Several other figures in and around Milli Vanilli’s business attest to Farian’s scheme and music industry involvement – if not in the conspiracy, then at least in open secrecy once the profits reaped. There are Brad Howell and Charles Shaw, the black American singers. considered less telegenic by Farian, who provided the real voice on Milli Vanilli records and became frustrated with the lack of credit. “Downtown” Julie Brown, who hosted the duo on their US MTV Arena tour, recalls the night in July 1989 when a faulty vocal track nearly derailed Milli Vanilli at the height of their fame. Former executives of Arista, the record company that handled the duo’s business in the United States, say everyone down to the company’s chairman, Clive Davis, knew about the lip-synch months before. the Grammys. (Davis does not appear in the film; in footage from 2017, he denied any knowledge of lip-syncing.)
“I found it surprising when people were still running the other way,” Korem said when I brought up Davis’ denial. After 30 years, he said, he still encountered some reluctance to reveal who knew what and when. “I think the reason they are doing this is because of what happened to Rob. I think there’s a lot of guilt and shame, and it’s very tragic.
Pilatus’ death looms over the second half of the film, as the tide quickly turned on Milli Vanilli from phenom to punchline. In a remarkable scene, the couple hold a press conference to address the scandal. Morvan sits almost silent, shock blooming on his face in real time. Pilatus trains, both apologizing and justifying their work with Farian to escape poverty and achieve stardom. “Have you ever lived in the projects?” he asks a righteous white reporter indignantly at the lie. “We had no money. We wanted to be stars. The journalist almost implores: “Your talent would get you out!” Someone offscreen remarks, “Spoken like a real white boy.”
As music critic Hanif Abdurraqib puts it in the film, the unsaid in much of the vitriol — there have been more than a dozen class-action lawsuits filed by disgruntled fans accusing the duo of fraud and racketeering — was an undercurrent of racism: “Milli Vanilli, to be clear, had a predominantly white audience.

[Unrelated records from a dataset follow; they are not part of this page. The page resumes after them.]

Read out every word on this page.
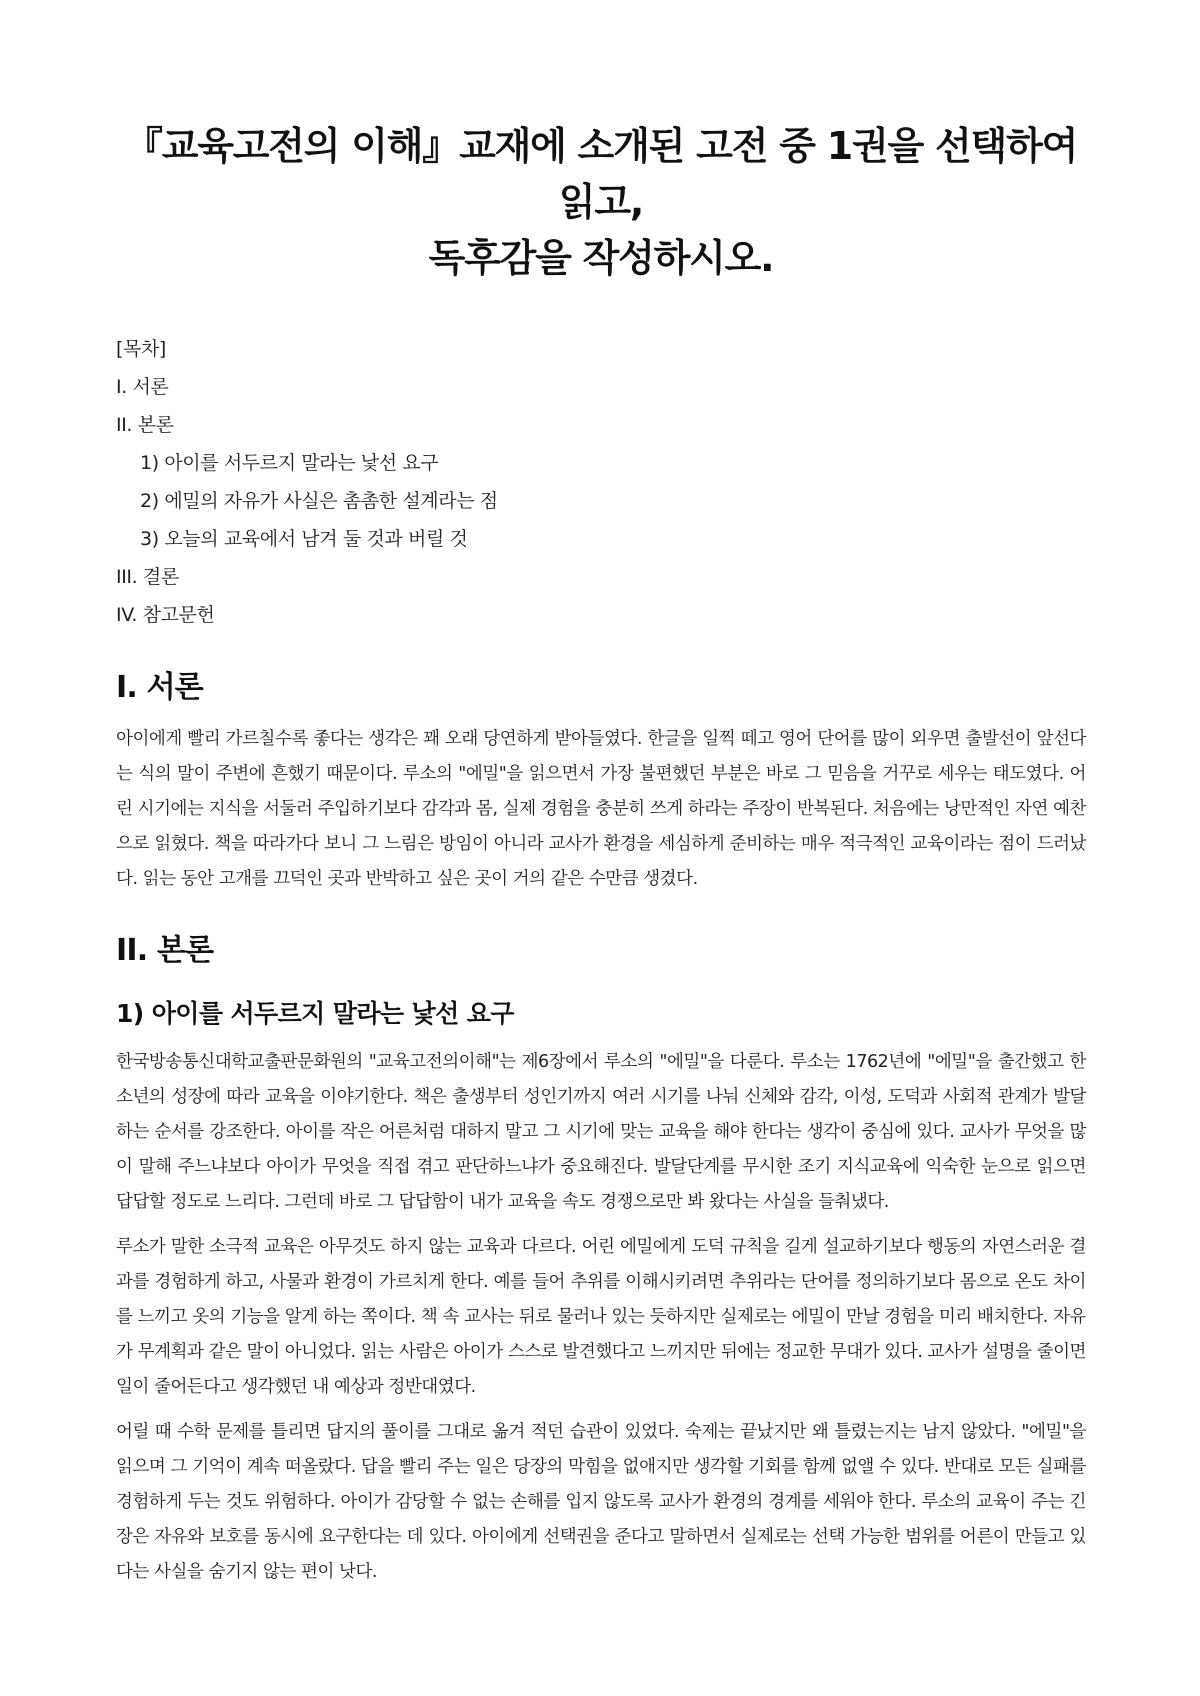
『교육고전의 이해』교재에 소개된 고전 중 1권을 선택하여 읽고,
독후감을 작성하시오.
[목차]
I. 서론
II. 본론
1) 아이를 서두르지 말라는 낯선 요구
2) 에밀의 자유가 사실은 촘촘한 설계라는 점
3) 오늘의 교육에서 남겨 둘 것과 버릴 것
III. 결론
IV. 참고문헌
I. 서론

아이에게 빨리 가르칠수록 좋다는 생각은 꽤 오래 당연하게 받아들였다. 한글을 일찍 떼고 영어 단어를 많이 외우면 출발선이 앞선다는 식의 말이 주변에 흔했기 때문이다. 루소의 "에밀"을 읽으면서 가장 불편했던 부분은 바로 그 믿음을 거꾸로 세우는 태도였다. 어린 시기에는 지식을 서둘러 주입하기보다 감각과 몸, 실제 경험을 충분히 쓰게 하라는 주장이 반복된다. 처음에는 낭만적인 자연 예찬으로 읽혔다. 책을 따라가다 보니 그 느림은 방임이 아니라 교사가 환경을 세심하게 준비하는 매우 적극적인 교육이라는 점이 드러났다. 읽는 동안 고개를 끄덕인 곳과 반박하고 싶은 곳이 거의 같은 수만큼 생겼다.

II. 본론
1) 아이를 서두르지 말라는 낯선 요구

한국방송통신대학교출판문화원의 "교육고전의이해"는 제6장에서 루소의 "에밀"을 다룬다. 루소는 1762년에 "에밀"을 출간했고 한 소년의 성장에 따라 교육을 이야기한다. 책은 출생부터 성인기까지 여러 시기를 나눠 신체와 감각, 이성, 도덕과 사회적 관계가 발달하는 순서를 강조한다. 아이를 작은 어른처럼 대하지 말고 그 시기에 맞는 교육을 해야 한다는 생각이 중심에 있다. 교사가 무엇을 많이 말해 주느냐보다 아이가 무엇을 직접 겪고 판단하느냐가 중요해진다. 발달단계를 무시한 조기 지식교육에 익숙한 눈으로 읽으면 답답할 정도로 느리다. 그런데 바로 그 답답함이 내가 교육을 속도 경쟁으로만 봐 왔다는 사실을 들춰냈다.

루소가 말한 소극적 교육은 아무것도 하지 않는 교육과 다르다. 어린 에밀에게 도덕 규칙을 길게 설교하기보다 행동의 자연스러운 결과를 경험하게 하고, 사물과 환경이 가르치게 한다. 예를 들어 추위를 이해시키려면 추위라는 단어를 정의하기보다 몸으로 온도 차이를 느끼고 옷의 기능을 알게 하는 쪽이다. 책 속 교사는 뒤로 물러나 있는 듯하지만 실제로는 에밀이 만날 경험을 미리 배치한다. 자유가 무계획과 같은 말이 아니었다. 읽는 사람은 아이가 스스로 발견했다고 느끼지만 뒤에는 정교한 무대가 있다. 교사가 설명을 줄이면 일이 줄어든다고 생각했던 내 예상과 정반대였다.

어릴 때 수학 문제를 틀리면 답지의 풀이를 그대로 옮겨 적던 습관이 있었다. 숙제는 끝났지만 왜 틀렸는지는 남지 않았다. "에밀"을 읽으며 그 기억이 계속 떠올랐다. 답을 빨리 주는 일은 당장의 막힘을 없애지만 생각할 기회를 함께 없앨 수 있다. 반대로 모든 실패를 경험하게 두는 것도 위험하다. 아이가 감당할 수 없는 손해를 입지 않도록 교사가 환경의 경계를 세워야 한다. 루소의 교육이 주는 긴장은 자유와 보호를 동시에 요구한다는 데 있다. 아이에게 선택권을 준다고 말하면서 실제로는 선택 가능한 범위를 어른이 만들고 있다는 사실을 숨기지 않는 편이 낫다.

So part of the betrayal that was felt was, ‘I can’t believe I listened to these black guys sing these songs and it really wasn’t them.’
The problem, as the film frames it, was not that Morvan and Pilatus were guilty, but that they alone took on the whole scandal. “Do they deserve to be called to a certain level? Of course. But what about everyone else? Korem said. Farian, Arista, their record executives and management emerged largely unscathed.
“It’s mind-boggling to think that the media came after us, and never attacked the people who held the reins,” Morvan said. “It’s almost like they’re saying, ‘Hey look, we can’t touch the man in black, so that energy should go to [Rob and Fab].’”
Three decades later, Morvan sees the Milli Vanilli saga as a reintegrated chapter, and the film as “a story of hope. You can fall, but you can also get up, reinvent yourself and leave. The film ends with a solo rendition of the band’s biggest hit, Blame It on the Rain – with Morvan singing in his own voice, at his own gig, to a crowd happy to hear the music they once loved.